EN'ÂM SURESİ 54. Ayeti Ahmet Tekin Meali
Mekke döneminde inmiştir. Kuvvetli görüşe göre, 91, 92, 93, 151, 152 ve 153. âyetler Medine’de inmiştir. 165 âyettir. Adını, 136, 138 ve 139. âyetlerde yer alan “el-En’âm” kelimesinden almıştır. En’âm, koyun, keçi, deve ve sığır cinsi ehli hayvanları ifade eden bir kelimedir.
وَإِذَا جَاءكَ الَّذِينَ يُؤْمِنُونَ بِآيَاتِنَا فَقُلْ سَلاَمٌ عَلَيْكُمْ كَتَبَ رَبُّكُمْ عَلَى نَفْسِهِ الرَّحْمَةَ أَنَّهُ مَن عَمِلَ مِنكُمْ سُوءًا بِجَهَالَةٍ ثُمَّ تَابَ مِن بَعْدِهِ وَأَصْلَحَ فَأَنَّهُ غَفُورٌ رَّحِيمٌ ﴿٥٤﴾
Ayet Transkripsiyonu ve Sade Meali
söz öbeklerinin üzerine farenizi sürükleyerek çevirilerini görebilirsiniz.
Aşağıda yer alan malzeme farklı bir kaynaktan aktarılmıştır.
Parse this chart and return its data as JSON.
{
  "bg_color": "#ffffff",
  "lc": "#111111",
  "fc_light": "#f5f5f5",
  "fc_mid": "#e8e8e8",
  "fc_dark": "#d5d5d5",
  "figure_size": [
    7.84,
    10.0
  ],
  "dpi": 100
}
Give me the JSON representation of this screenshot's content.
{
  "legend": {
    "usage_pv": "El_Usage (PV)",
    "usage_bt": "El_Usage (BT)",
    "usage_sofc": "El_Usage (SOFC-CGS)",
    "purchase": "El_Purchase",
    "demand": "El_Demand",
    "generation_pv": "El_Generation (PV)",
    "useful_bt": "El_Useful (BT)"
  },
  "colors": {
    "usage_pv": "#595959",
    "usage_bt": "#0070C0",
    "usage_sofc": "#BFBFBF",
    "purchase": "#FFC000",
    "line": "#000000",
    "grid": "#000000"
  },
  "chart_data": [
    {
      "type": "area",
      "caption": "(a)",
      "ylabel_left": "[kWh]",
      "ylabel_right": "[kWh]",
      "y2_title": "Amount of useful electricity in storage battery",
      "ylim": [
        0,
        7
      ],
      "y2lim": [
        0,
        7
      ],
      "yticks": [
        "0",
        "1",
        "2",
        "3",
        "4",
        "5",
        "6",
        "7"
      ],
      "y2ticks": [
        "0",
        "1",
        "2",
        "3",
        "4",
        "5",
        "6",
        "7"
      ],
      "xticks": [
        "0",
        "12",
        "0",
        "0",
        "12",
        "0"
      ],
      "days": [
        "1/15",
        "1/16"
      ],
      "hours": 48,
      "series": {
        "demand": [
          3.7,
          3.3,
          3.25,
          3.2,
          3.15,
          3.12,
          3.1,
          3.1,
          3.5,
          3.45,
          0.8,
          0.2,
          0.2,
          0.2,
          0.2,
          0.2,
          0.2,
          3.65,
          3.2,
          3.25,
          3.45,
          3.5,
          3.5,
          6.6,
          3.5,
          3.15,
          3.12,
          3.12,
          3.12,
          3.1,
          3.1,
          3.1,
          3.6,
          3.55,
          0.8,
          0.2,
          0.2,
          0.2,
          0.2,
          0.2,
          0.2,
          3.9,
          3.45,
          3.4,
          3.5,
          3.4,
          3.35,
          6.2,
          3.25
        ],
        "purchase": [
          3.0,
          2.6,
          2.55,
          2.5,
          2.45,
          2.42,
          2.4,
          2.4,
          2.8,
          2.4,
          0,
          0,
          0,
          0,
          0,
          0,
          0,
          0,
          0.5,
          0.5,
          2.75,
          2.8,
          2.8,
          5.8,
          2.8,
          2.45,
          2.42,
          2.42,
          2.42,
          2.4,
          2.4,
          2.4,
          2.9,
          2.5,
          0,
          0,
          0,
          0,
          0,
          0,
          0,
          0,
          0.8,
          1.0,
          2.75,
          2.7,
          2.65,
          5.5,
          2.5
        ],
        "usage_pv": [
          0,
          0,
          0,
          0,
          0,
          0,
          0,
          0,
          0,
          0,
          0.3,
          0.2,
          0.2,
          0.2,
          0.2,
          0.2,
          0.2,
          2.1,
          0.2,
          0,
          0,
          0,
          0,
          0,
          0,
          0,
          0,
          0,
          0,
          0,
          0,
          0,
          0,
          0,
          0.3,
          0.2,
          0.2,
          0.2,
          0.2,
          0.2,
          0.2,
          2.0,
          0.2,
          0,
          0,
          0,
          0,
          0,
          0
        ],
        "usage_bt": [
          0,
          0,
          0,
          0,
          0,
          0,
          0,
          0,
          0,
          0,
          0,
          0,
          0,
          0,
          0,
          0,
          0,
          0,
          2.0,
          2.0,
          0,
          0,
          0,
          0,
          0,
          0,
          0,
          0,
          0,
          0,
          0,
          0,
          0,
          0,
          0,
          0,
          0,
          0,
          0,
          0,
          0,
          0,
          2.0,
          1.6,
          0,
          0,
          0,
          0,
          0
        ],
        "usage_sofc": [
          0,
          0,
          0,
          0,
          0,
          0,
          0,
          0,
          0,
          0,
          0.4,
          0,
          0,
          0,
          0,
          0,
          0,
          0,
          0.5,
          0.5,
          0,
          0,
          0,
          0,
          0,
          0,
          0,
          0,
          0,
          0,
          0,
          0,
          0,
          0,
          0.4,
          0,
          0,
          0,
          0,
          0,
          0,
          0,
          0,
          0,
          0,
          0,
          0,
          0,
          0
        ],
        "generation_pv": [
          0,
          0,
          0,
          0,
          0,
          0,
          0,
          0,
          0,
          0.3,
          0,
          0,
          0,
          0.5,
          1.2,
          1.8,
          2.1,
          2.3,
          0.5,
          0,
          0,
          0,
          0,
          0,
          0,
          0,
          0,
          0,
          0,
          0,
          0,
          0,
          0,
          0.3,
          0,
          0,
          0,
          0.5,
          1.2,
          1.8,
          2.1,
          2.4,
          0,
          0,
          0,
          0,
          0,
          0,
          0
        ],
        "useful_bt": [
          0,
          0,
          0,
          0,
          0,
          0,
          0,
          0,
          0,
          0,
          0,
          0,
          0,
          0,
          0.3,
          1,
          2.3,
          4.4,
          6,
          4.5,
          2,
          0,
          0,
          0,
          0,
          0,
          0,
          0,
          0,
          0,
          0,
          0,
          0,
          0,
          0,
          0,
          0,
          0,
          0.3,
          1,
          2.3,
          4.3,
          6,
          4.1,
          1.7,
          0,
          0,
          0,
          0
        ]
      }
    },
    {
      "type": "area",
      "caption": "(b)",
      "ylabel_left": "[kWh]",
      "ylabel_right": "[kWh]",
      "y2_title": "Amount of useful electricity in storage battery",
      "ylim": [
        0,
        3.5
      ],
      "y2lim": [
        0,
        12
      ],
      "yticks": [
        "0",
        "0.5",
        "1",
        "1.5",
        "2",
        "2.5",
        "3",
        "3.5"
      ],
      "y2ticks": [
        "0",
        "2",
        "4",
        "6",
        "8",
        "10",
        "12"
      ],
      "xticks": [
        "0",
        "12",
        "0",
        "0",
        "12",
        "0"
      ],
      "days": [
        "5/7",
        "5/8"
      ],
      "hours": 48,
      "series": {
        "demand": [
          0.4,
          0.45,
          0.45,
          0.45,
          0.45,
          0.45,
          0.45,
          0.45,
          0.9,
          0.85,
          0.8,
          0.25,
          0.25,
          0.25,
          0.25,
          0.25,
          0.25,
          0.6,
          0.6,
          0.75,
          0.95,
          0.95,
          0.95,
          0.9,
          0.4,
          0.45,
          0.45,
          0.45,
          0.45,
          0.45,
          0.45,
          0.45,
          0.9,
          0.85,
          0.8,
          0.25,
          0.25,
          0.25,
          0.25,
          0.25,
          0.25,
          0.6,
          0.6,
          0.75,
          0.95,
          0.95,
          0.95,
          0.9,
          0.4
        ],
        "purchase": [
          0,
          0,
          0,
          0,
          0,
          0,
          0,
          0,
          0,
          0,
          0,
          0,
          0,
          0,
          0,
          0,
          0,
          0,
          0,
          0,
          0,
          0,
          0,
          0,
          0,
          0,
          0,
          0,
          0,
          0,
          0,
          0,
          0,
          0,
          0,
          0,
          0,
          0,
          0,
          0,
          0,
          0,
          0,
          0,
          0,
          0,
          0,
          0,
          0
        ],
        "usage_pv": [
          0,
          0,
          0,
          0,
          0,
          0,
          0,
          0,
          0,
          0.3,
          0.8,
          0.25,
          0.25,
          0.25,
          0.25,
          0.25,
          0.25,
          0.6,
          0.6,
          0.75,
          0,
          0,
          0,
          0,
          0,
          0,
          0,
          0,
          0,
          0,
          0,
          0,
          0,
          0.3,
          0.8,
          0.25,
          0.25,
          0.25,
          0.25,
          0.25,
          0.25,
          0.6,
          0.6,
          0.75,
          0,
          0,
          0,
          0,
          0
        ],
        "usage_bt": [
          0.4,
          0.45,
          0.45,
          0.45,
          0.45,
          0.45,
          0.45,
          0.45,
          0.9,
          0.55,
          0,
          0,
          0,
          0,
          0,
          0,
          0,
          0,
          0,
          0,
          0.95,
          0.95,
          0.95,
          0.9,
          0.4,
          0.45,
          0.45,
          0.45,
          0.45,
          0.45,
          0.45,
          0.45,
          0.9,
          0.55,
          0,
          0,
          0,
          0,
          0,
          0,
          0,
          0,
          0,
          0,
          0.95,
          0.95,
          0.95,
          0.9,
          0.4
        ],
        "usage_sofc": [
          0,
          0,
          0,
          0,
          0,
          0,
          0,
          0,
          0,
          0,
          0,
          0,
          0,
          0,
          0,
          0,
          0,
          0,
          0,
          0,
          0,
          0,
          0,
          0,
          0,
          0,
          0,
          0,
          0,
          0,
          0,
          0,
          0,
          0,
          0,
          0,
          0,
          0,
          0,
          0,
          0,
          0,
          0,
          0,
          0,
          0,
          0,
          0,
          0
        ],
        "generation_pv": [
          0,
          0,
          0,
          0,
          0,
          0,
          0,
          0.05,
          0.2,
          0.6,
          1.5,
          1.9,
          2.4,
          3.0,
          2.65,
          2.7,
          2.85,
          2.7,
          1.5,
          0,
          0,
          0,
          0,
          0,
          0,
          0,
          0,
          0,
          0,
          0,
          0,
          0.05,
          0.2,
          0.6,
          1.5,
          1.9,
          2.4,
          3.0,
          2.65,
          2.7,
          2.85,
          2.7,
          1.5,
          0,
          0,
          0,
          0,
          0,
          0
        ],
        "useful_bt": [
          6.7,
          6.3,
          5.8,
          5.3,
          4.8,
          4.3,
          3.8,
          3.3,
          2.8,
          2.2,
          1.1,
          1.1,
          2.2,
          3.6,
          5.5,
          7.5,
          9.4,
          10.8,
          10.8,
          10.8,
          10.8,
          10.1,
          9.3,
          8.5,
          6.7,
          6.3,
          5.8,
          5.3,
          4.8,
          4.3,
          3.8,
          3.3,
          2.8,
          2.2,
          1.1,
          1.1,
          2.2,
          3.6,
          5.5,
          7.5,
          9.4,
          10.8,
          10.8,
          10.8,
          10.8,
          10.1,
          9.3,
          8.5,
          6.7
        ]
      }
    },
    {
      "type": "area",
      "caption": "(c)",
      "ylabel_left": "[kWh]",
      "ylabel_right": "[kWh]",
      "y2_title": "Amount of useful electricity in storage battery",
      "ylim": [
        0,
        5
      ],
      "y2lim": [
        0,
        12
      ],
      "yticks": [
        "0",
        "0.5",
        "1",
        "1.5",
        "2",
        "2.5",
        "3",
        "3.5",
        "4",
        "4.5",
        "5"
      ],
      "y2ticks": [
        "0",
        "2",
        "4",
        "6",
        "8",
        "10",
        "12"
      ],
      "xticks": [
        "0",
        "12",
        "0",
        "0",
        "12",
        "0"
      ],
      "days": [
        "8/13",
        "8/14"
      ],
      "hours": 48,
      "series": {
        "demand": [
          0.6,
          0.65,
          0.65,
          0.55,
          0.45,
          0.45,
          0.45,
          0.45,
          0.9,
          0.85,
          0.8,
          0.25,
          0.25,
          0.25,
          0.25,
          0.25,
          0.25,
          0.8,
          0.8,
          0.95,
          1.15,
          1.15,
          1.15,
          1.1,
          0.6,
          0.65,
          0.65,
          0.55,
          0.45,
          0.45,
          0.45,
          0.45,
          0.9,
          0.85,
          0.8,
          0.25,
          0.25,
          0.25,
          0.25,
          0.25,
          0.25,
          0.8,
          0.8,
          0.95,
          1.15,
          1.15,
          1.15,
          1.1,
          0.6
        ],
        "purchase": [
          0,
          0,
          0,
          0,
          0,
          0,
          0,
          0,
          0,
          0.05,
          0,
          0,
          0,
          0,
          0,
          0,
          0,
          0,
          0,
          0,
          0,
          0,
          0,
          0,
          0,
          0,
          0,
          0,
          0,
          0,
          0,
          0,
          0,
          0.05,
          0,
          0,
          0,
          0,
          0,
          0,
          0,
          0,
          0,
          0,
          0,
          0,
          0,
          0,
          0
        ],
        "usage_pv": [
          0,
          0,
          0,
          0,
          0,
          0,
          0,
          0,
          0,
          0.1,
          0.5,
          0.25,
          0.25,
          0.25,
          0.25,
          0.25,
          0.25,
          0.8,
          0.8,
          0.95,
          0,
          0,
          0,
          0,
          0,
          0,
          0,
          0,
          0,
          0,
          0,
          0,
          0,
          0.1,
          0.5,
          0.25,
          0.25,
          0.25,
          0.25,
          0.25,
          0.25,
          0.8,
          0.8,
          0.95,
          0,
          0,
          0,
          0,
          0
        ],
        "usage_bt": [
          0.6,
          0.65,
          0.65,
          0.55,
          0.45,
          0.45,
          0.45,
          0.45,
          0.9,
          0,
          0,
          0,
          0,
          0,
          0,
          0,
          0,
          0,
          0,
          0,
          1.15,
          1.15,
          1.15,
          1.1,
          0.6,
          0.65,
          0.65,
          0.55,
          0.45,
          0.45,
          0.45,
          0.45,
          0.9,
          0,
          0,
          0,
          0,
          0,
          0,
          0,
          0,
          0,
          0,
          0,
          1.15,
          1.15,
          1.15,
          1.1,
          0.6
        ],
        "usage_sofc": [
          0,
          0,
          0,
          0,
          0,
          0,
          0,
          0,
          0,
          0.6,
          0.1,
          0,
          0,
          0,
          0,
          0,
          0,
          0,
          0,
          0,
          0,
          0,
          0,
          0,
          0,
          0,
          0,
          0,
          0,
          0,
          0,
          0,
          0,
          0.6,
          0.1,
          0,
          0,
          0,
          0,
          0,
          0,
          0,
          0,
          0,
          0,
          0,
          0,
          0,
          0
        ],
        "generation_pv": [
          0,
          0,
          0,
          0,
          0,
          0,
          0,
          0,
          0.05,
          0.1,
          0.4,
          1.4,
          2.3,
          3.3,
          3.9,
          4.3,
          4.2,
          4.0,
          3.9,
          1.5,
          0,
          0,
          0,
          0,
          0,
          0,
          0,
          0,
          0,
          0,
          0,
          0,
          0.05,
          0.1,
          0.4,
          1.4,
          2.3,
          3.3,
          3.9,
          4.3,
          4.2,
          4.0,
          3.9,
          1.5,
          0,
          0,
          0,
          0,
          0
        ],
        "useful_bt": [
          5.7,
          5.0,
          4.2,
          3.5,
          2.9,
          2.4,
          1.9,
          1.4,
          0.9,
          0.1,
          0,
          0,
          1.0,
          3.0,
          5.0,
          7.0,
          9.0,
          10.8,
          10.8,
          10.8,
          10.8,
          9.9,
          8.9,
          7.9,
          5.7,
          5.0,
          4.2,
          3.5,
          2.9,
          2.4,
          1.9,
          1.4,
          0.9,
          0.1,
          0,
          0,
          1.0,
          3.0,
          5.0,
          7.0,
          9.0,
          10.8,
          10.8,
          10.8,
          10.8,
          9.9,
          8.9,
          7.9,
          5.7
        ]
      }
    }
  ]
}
Çevirileri tablo halinde görmek için buraya tıklayın
Kelime | Türkçe karşılığı |
---|---|
ve izâ | ve olduğu zaman |
câe-ke | sana geldi |
ellezîne yu'minûne | îmân eden kimseler |
bi âyâti-nâ | âyetlerimize |
fe kul | o zaman söyle |
selâmun aleykum | selâm üzerinize olsun |
ketebe | yazdı |
rabbu-kum | sizin Rabbiniz |
alâ nefsi-hi | kendi üzerine |
er rahmete | rahmet |
enne-hu | muhakkak ki O, öyle ki |
men amile | kim yapar |
min-kum | sizden |
sûen | bir kötülük |
bi cehâletin | cahillikle |
summe | sonra |
tâbe | tövbe etti (mürşidin önünde) |
min ba'di-hî | ondan sonra |
ve asleha | ve ıslâh oldu |
fe enne-hu | o taktirde, muhakkak ki o |
gafûrun | gafur, mağfiret eden |
rahîmun | rahîm, rahmet nurunu gönderen |
Âyetlerimize inanan kimseler sana geldiği zaman, onlara şöyle de: “Selâm üzerinize olsun. Rabbiniz, kendi üzerine "rahmeti" yazdı. Öyle ki; sizden, kim cahillikle bir kötülük yapar, sonra onu yaptıktan sonra tövbe eder (mürşidin önünde) ve ıslâh olursa (nefs tezkiyesi yaparsa), o taktirde muhakkak ki O (Allah), Gafur’dur (mağfiret edendir), Rahîm'dir (rahmet nurunu gönderendir).”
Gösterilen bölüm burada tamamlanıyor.